Why DNSSEC May Not be a Good Thing

Recently, DNSSEC has been rolling out into major DNS servers, including those that service the .org zone and now the root zone. This sounds at first glance like a good thing: all responses from DNS servers are validated, and it becomes impossible for man-in-the-middle attacks to take place.

However, there are commercial uses for “man-in-the-middle” operations; OpenDNS is one that comes immediately to mind. Indeed, OpenDNS is opposed to DNSSEC and has implemented DNSCurve instead.

The main problem (for this discussion) is that DNSSEC completely removes the possibility of a man-in-the-middle – that is, it is impossible for a DNS server like OpenDNS to return a different IP address than the actual DNS address of a machine.

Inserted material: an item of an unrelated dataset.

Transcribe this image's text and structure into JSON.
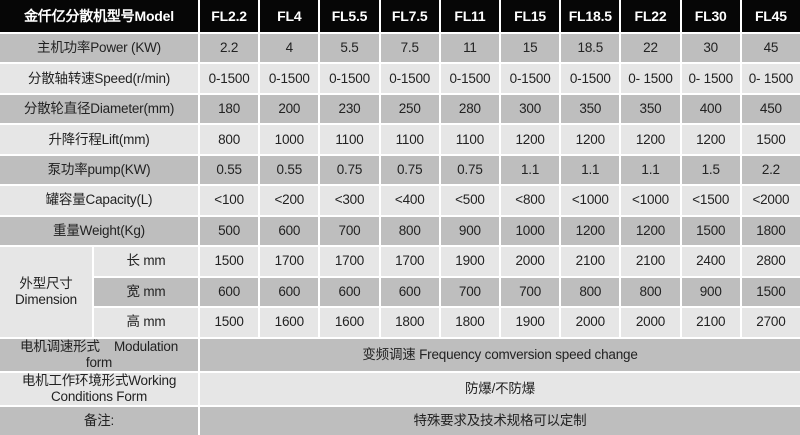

The OpenDNS article also suggests that Akimai and the NTP Pool Project will both be affected by this as well. In these cases, the problem is that when a name is presented to the DNS server, it chooses a particular IP address based on parameters of its choosing – so a one-to-one mapping of DNS name to IP address is irrelevant and impossible.

This also suggests that DNS round robin for clusters would be impossible to implement with DNSSEC active as well.

DNSSEC also interferes with split horizon DNS configurations, although there are ways to make it work.

It will be interesting to see what becomes of DNSSEC if commercial interests like OpenDNS and Akimai speak out against it.

One thought on “Why DNSSEC May Not be a Good Thing”

  1. Well, if you run a service that cannot be used with DNSSEC, you can always choose to not sign your zone. Noone will force you to sign it.

    OpenDNS will still be able to provide their “enhanced” resolver service, and still validate the responses, as long as the clients using their resolvers do not do validation on their own.

    Akamai just annouced that they as of now are offering DNSSEC services, both signing customer zones as well as hosting already signed zones.

    If you mean round-robin with multiple A RRs in the zone, that is perfectly doable with DNSSEC. Just sign the RRset and be done with it. There are also ways to sign dynamic updates. And I’m sure there are (or already exist) ways to sign records “on the fly” with custom made DNS software that return different A-records based on the clients location.

    I personally believe DNSSEC will grow. The speed have already increased quite a bit now when we have the root signed.